Case Studies

What Makes You a Better Risk


A Buick dealership in suburban Chicago was having four to six eye injuries per year.  When we asked about them, the office manager reported that they were “just normal.”  Though the insurance claims amounted to only a few hundred dollars each, management began to realize that every time an eye injury occurred, work stopped for the injured party and for the person who drove him to the hospital.  It also affected the people around him whose work was disrupted by the rush to the eyewash station.  The dealer agreed that the total cost of each injury exceeded a thousand dollars. Given 2% profit margins, the dealership had to sell an additional $300,000.00 to pay for the six annual eye injuries.

The ComplyNet account manager made eyewear recommendations and drafted a personal protective equipment policy.  Management made the required decisions and the ComplyNet account manager explained the new policies to all affected employees.  Each employee got to choose from the pre-selected eyewear and the policy was periodically reinforced by the department manager and the ComplyNet account manager.  Since the program was initiated “three years ago” not a single eye injury has been reported.

A large Chevrolet dealership was experiencing frequent back injuries.  The ComplyNet account manager reviewed the incidents and modified the dealership’s Lifting Training Program to focus on the common sources of the injuries.  All technicians were gathered together and new policies were explained to them.  The ComplyNet account manager used humor and blunt talk to emphasize what the new lifting rules were and why.  Twice a year since the training class was held, lifting policy reminders are sent to each affected employee.  Back injuries have not re-occurred.

A small midwest auto dealer group was experiencing a rash of workers compensation claims.  With claims exceeding $125,000 per year, the injuries were costing the group more than a half million dollars annually in indirect expenses.

After reviewing the nature of the claims and getting management’s agreement on a strategy, ComplyNet personnel implemented our “Loss Control” program, which targets claims and sets policies and practices to attack their sources. Because of the severity of the situation, it was not difficult to obtain the cooperation of all managers and the insurer.

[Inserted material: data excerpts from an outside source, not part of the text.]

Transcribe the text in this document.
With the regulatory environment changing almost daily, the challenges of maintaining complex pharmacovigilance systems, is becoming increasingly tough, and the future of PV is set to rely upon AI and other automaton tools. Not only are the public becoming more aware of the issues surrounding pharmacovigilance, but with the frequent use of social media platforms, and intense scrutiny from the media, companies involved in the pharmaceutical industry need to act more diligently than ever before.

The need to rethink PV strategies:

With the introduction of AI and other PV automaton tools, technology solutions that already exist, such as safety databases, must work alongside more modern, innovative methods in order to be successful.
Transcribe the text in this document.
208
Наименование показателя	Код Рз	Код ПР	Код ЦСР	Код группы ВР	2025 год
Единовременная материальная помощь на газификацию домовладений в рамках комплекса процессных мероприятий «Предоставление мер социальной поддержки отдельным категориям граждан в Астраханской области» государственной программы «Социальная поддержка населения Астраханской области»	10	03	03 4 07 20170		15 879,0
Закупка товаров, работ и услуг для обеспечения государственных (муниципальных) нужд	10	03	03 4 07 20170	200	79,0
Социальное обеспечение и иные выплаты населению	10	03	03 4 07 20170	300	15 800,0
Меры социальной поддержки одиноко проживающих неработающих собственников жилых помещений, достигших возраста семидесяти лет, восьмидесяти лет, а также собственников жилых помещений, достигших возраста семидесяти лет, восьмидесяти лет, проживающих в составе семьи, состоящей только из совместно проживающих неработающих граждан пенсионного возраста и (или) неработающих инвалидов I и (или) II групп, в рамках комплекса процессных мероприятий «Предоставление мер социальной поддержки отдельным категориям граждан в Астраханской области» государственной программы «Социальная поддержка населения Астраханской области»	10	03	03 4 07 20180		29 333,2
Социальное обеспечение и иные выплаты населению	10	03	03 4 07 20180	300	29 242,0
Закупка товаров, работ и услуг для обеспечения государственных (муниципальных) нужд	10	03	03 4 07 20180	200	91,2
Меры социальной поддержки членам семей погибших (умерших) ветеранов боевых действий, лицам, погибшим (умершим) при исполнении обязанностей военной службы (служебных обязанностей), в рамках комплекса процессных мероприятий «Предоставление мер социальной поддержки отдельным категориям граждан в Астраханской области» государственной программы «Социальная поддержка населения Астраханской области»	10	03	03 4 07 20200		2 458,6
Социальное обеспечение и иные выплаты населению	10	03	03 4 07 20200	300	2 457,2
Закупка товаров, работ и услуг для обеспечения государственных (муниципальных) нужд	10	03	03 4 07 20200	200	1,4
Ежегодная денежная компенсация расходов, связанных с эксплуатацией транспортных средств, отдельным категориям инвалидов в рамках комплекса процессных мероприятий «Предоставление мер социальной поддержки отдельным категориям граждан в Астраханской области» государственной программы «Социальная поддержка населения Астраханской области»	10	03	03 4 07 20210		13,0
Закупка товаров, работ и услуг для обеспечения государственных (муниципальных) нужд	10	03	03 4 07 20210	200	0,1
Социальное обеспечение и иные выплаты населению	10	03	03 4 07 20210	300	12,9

Within seven months of the initiation of the program, claims were down more than 90%. After two years, claims remain down more than 80%.


A state auto dealer association operated its own workers compensation insurance company.  Because claims were very high at several of the insured dealerships, the association’s insurance arm engaged ComplyNet to institute its standard service at those dealerships.  In addition, the association recommended ComplyNet to its other members.

After three years, the association compared the claims made by their average insured dealership and the claims submitted by those insured dealerships served by ComplyNet.  The former high risk dealerships with the ComplyNet service averaged 70% fewer claims than the average dealership insured by the association.


A Midwest dealer group experienced an information breach shortly after enrolling in our Cyber Risk Management Program, which included the Lloyds of London insurance coverage.  We immediately put the CFO on the phone with Richard Bortnick, a nationally recognized cyber attorney, whose services are provided in conjunction with the coverage.  The CFO received step by step guidance to contain and minimize the economic effect of the breach.  What could have been a disastrous, expensive incident was professionally managed.